The other surprise for me is when Attorney Richardson made the claim that the biggest victim on the complicated international taxation system is the IRS itself. Surprising, but true when you think about it. The IRS has limited resources and limited brainpower. International compliance is so heavy on the top talent that there needs to be a substantial payoff to justify the IRS’s examination function.

 

Yet even with the draconian $10,000 penalties and FBAR penalty they can assess, the IRS is still coming up short.

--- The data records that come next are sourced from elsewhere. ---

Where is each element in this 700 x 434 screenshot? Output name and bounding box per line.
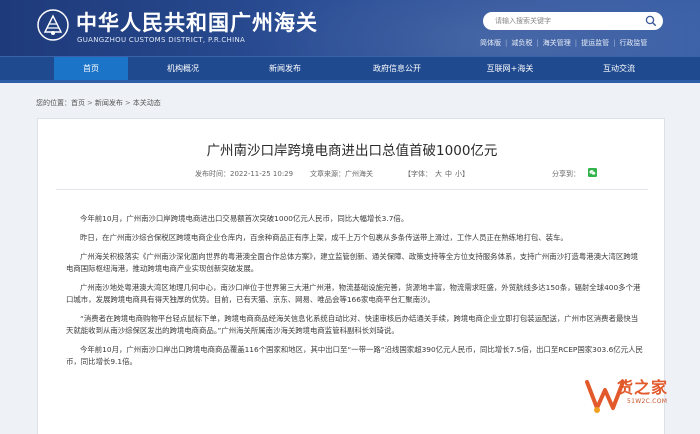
article-source: 文章来源：广州海关 bbox=[310, 170, 373, 178]
breadcrumb-local-news[interactable]: 本关动态 bbox=[133, 99, 161, 107]
quick-link-customs-management[interactable]: 海关管理 bbox=[543, 39, 571, 47]
search-icon[interactable] bbox=[645, 15, 657, 27]
article-paragraph: 今年前10月，广州南沙口岸出口跨境电商商品覆盖116个国家和地区，其中出口至“一… bbox=[66, 345, 643, 366]
font-size-medium[interactable]: 中 bbox=[445, 170, 452, 178]
font-size-small[interactable]: 小 bbox=[455, 170, 462, 178]
font-size-label: 【字体： bbox=[404, 170, 432, 178]
share-label: 分享到： bbox=[552, 170, 580, 178]
font-size-switcher: 【字体：大中小】 bbox=[404, 169, 469, 179]
site-header: 中华人民共和国广州海关 GUANGZHOU CUSTOMS DISTRICT, … bbox=[0, 0, 700, 56]
site-subtitle: GUANGZHOU CUSTOMS DISTRICT, P.R.CHINA bbox=[77, 36, 246, 44]
search-box bbox=[483, 12, 663, 30]
article-paragraph: 今年前10月，广州南沙口岸跨境电商进出口交易额首次突破1000亿元人民币，同比大… bbox=[80, 214, 409, 223]
nav-item-news[interactable]: 新闻发布 bbox=[248, 57, 322, 81]
nav-item-home[interactable]: 首页 bbox=[54, 57, 128, 81]
meta-divider bbox=[56, 189, 648, 190]
font-size-close: 】 bbox=[462, 170, 469, 178]
article-body: 今年前10月，广州南沙口岸跨境电商进出口交易额首次突破1000亿元人民币，同比大… bbox=[66, 213, 644, 375]
watermark-text: 货之家 bbox=[617, 378, 669, 397]
article-paragraph: 广州南沙地处粤港澳大湾区地理几何中心，南沙口岸位于世界第三大港广州港，物流基础设… bbox=[66, 283, 641, 304]
customs-emblem-icon bbox=[37, 9, 69, 41]
search-input[interactable] bbox=[495, 14, 635, 28]
nav-item-interaction[interactable]: 互动交流 bbox=[582, 57, 656, 81]
breadcrumb-news[interactable]: 新闻发布 bbox=[95, 99, 123, 107]
nav-item-organization[interactable]: 机构概况 bbox=[146, 57, 220, 81]
article-meta: 发布时间：2022-11-25 10:29 文章来源：广州海关 【字体：大中小】… bbox=[38, 168, 666, 183]
nav-divider bbox=[0, 80, 700, 83]
font-size-large[interactable]: 大 bbox=[435, 170, 442, 178]
nav-item-gov-info[interactable]: 政府信息公开 bbox=[357, 57, 437, 81]
article-paragraph: “消费者在跨境电商购物平台轻点鼠标下单，跨境电商商品经海关信息化系统自动比对、快… bbox=[66, 314, 639, 335]
nav-item-internet-customs[interactable]: 互联网+海关 bbox=[473, 57, 547, 81]
publish-time: 发布时间：2022-11-25 10:29 bbox=[195, 170, 294, 178]
site-title: 中华人民共和国广州海关 bbox=[76, 10, 318, 35]
wechat-share-icon[interactable] bbox=[588, 168, 597, 177]
article-title: 广州南沙口岸跨境电商进出口总值首破1000亿元 bbox=[206, 143, 498, 159]
article-paragraph: 广州海关积极落实《广州南沙深化面向世界的粤港澳全面合作总体方案》，建立监管创新、… bbox=[66, 252, 638, 273]
quick-links: 简体版 | 减负税 | 海关管理 | 提运监管 | 行政监管 bbox=[480, 39, 648, 47]
breadcrumb-prefix: 您的位置： bbox=[36, 99, 71, 107]
quick-link-tax-reduction[interactable]: 减负税 bbox=[511, 39, 532, 47]
article-panel: 广州南沙口岸跨境电商进出口总值首破1000亿元 发布时间：2022-11-25 … bbox=[37, 118, 665, 434]
main-nav: 首页 机构概况 新闻发布 政府信息公开 互联网+海关 互动交流 bbox=[0, 56, 700, 81]
article-paragraph: 昨日，在广州南沙综合保税区跨境电商企业仓库内，百余种商品正有序上架，成千上万个包… bbox=[80, 233, 568, 242]
quick-link-admin-supervision[interactable]: 行政监管 bbox=[619, 39, 647, 47]
breadcrumb: 您的位置：首页 > 新闻发布 > 本关动态 bbox=[36, 99, 161, 107]
quick-link-shipping-supervision[interactable]: 提运监管 bbox=[581, 39, 609, 47]
quick-link-simplified[interactable]: 简体版 bbox=[480, 39, 501, 47]
watermark-url: 51W2C.COM bbox=[627, 398, 668, 405]
breadcrumb-home[interactable]: 首页 bbox=[71, 99, 85, 107]
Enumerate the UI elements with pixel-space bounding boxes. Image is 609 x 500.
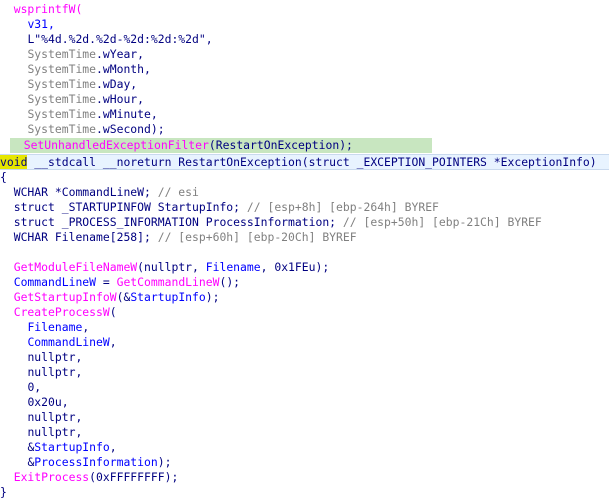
function-name[interactable]: GetStartupInfoW <box>14 290 117 304</box>
variable-name[interactable]: SystemTime <box>27 62 96 76</box>
function-signature-line[interactable]: void __stdcall __noreturn RestartOnExcep… <box>0 154 609 170</box>
pseudocode-view[interactable]: wsprintfW( v31, L"%4d.%2d.%2d-%2d:%2d:%2… <box>0 0 609 500</box>
member-access: .wDay, <box>96 77 138 91</box>
brace: } <box>0 485 7 499</box>
code-line[interactable]: { <box>0 170 609 185</box>
paren: ); <box>205 290 220 304</box>
function-name[interactable]: GetCommandLineW <box>117 275 220 289</box>
code-line[interactable]: nullptr, <box>0 410 609 425</box>
code-line[interactable]: SystemTime.wYear, <box>0 47 609 62</box>
variable-name[interactable]: SystemTime <box>27 107 96 121</box>
code-line[interactable]: v31, <box>0 17 609 32</box>
code-line[interactable]: CommandLineW = GetCommandLineW(); <box>0 275 609 290</box>
variable-name[interactable]: StartupInfo <box>130 290 205 304</box>
paren: (); <box>219 275 241 289</box>
code-line[interactable]: Filename, <box>0 320 609 335</box>
comma: , <box>82 320 90 334</box>
comment: // [esp+8h] [ebp-264h] BYREF <box>246 200 439 214</box>
argument-list: , 0x1FEu); <box>260 260 330 274</box>
paren: (& <box>116 290 131 304</box>
argument: nullptr, <box>27 365 83 379</box>
string-literal: L"%4d.%2d.%2d-%2d:%2d:%2d", <box>27 32 213 46</box>
variable-name[interactable]: SystemTime <box>27 77 96 91</box>
function-reference[interactable]: RestartOnException <box>216 138 339 152</box>
declaration[interactable]: struct _STARTUPINFOW StartupInfo; <box>14 200 247 214</box>
argument-list: (0xFFFFFFFF); <box>89 470 179 484</box>
code-line[interactable]: WCHAR *CommandLineW; // esi <box>0 185 609 200</box>
argument: 0x20u, <box>27 395 69 409</box>
variable-name[interactable]: Filename <box>206 260 261 274</box>
variable-name[interactable]: ProcessInformation <box>34 455 157 469</box>
variable-name[interactable]: SystemTime <box>27 92 96 106</box>
highlighted-code-line[interactable]: SetUnhandledExceptionFilter(RestartOnExc… <box>10 138 432 153</box>
code-line[interactable]: WCHAR Filename[258]; // [esp+60h] [ebp-2… <box>0 230 609 245</box>
member-access: .wMinute, <box>96 107 158 121</box>
argument: nullptr, <box>27 425 83 439</box>
comma: , <box>109 335 117 349</box>
variable-name[interactable]: SystemTime <box>27 47 96 61</box>
code-line[interactable]: &ProcessInformation); <box>0 455 609 470</box>
code-line[interactable]: nullptr, <box>0 350 609 365</box>
variable-name[interactable]: v31, <box>27 17 54 31</box>
code-line[interactable]: CreateProcessW( <box>0 305 609 320</box>
variable-name[interactable]: StartupInfo <box>34 440 109 454</box>
code-line[interactable]: ExitProcess(0xFFFFFFFF); <box>0 470 609 485</box>
code-line[interactable]: GetModuleFileNameW(nullptr, Filename, 0x… <box>0 260 609 275</box>
function-name[interactable]: SetUnhandledExceptionFilter <box>24 138 209 152</box>
member-access: .wHour, <box>96 92 145 106</box>
function-name[interactable]: ExitProcess <box>14 470 89 484</box>
comment: // esi <box>157 185 199 199</box>
code-line[interactable]: nullptr, <box>0 365 609 380</box>
code-line[interactable]: struct _STARTUPINFOW StartupInfo; // [es… <box>0 200 609 215</box>
code-line[interactable]: &StartupInfo, <box>0 440 609 455</box>
code-line[interactable]: struct _PROCESS_INFORMATION ProcessInfor… <box>0 215 609 230</box>
member-access: .wSecond); <box>96 122 165 136</box>
comment: // [esp+60h] [ebp-20Ch] BYREF <box>157 230 357 244</box>
code-line[interactable]: wsprintfW( <box>0 2 609 17</box>
variable-name[interactable]: SystemTime <box>27 122 96 136</box>
paren: ( <box>208 138 216 152</box>
declaration[interactable]: WCHAR Filename[258]; <box>14 230 158 244</box>
code-line[interactable]: SystemTime.wSecond); <box>0 122 609 137</box>
code-line[interactable]: } <box>0 485 609 500</box>
comma: , <box>109 440 117 454</box>
code-line[interactable]: L"%4d.%2d.%2d-%2d:%2d:%2d", <box>0 32 609 47</box>
code-line[interactable]: 0x20u, <box>0 395 609 410</box>
variable-name[interactable]: Filename <box>27 320 82 334</box>
code-line[interactable]: SystemTime.wMinute, <box>0 107 609 122</box>
member-access: .wYear, <box>96 47 145 61</box>
paren: ); <box>157 455 172 469</box>
code-line[interactable]: SystemTime.wDay, <box>0 77 609 92</box>
declaration[interactable]: WCHAR *CommandLineW; <box>14 185 158 199</box>
function-name[interactable]: CreateProcessW <box>14 305 110 319</box>
code-line[interactable]: SystemTime.wHour, <box>0 92 609 107</box>
return-type-keyword[interactable]: void <box>0 155 28 169</box>
function-name[interactable]: wsprintfW( <box>14 2 83 16</box>
code-line[interactable]: 0, <box>0 380 609 395</box>
argument: nullptr, <box>27 350 83 364</box>
argument: 0, <box>27 380 42 394</box>
declaration[interactable]: struct _PROCESS_INFORMATION ProcessInfor… <box>14 215 343 229</box>
code-line[interactable]: GetStartupInfoW(&StartupInfo); <box>0 290 609 305</box>
comment: // [esp+50h] [ebp-21Ch] BYREF <box>342 215 542 229</box>
variable-name[interactable]: CommandLineW <box>14 275 96 289</box>
member-access: .wMonth, <box>96 62 151 76</box>
argument-list: (nullptr, <box>137 260 206 274</box>
code-line[interactable]: nullptr, <box>0 425 609 440</box>
variable-name[interactable]: CommandLineW <box>27 335 109 349</box>
brace: { <box>0 170 7 184</box>
function-signature[interactable]: __stdcall __noreturn RestartOnException(… <box>27 155 596 169</box>
paren: ); <box>339 138 353 152</box>
operator: = <box>96 275 117 289</box>
argument: nullptr, <box>27 410 83 424</box>
paren: ( <box>109 305 117 319</box>
code-line[interactable]: SystemTime.wMonth, <box>0 62 609 77</box>
code-line[interactable]: CommandLineW, <box>0 335 609 350</box>
function-name[interactable]: GetModuleFileNameW <box>14 260 137 274</box>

The international compliance rate still remains incredibly low and while the revenue generated by the offshore disclosure programs seems impressive, in relation to other opportunities, the amount is tiny.

 

Consider, only 700,000 FBARs were filed ion 2016. And there is estimated that there are 9.0 million expats overseas, we should expect a large portion of them to have bank account and other assets in excess of $10,000. Additionally, there are 2.4 million H1B visa holders, they too still have foreign assets in their home country that needs to be reported. And since 1990, there have been 26 million Green Card holders, again many of them with assets they earned themselves overseas or inherited.

 

The fact is that over 1 in 10 Americans is an immigrant or an expat who possesses a substantial likelihood of having foreign income and asset reporting requirements.  Those 700,000 FBARs really seem a little light. But Congress continues to  give tax commands that the IRS can’t enforce — especially with half the revenue officers and agents they had in 2008. This is not the foundation of good governance or does it make the IRS an especially joyful place to work.

 

Ultimately the way forward for those looking to fix the law is that we need to refocus and acknowledge that everyone is suffering under the current regime. There is no one who is benefiting from the current state of affairs, with the exception of tax professionals who believe there is nothing else the market would pay them for other than to fill in the compliance holes the US government creates.

 

The way forward is for Republicans, Democrats, Socialists, Libertarians to unite with one consistent message: The bloated US tax system serves no one. The US tax system makes all American second class citizens and limits opportunity around the world. We need to put Americans first; we deserve a world-class taxing system that does not tax us around the world.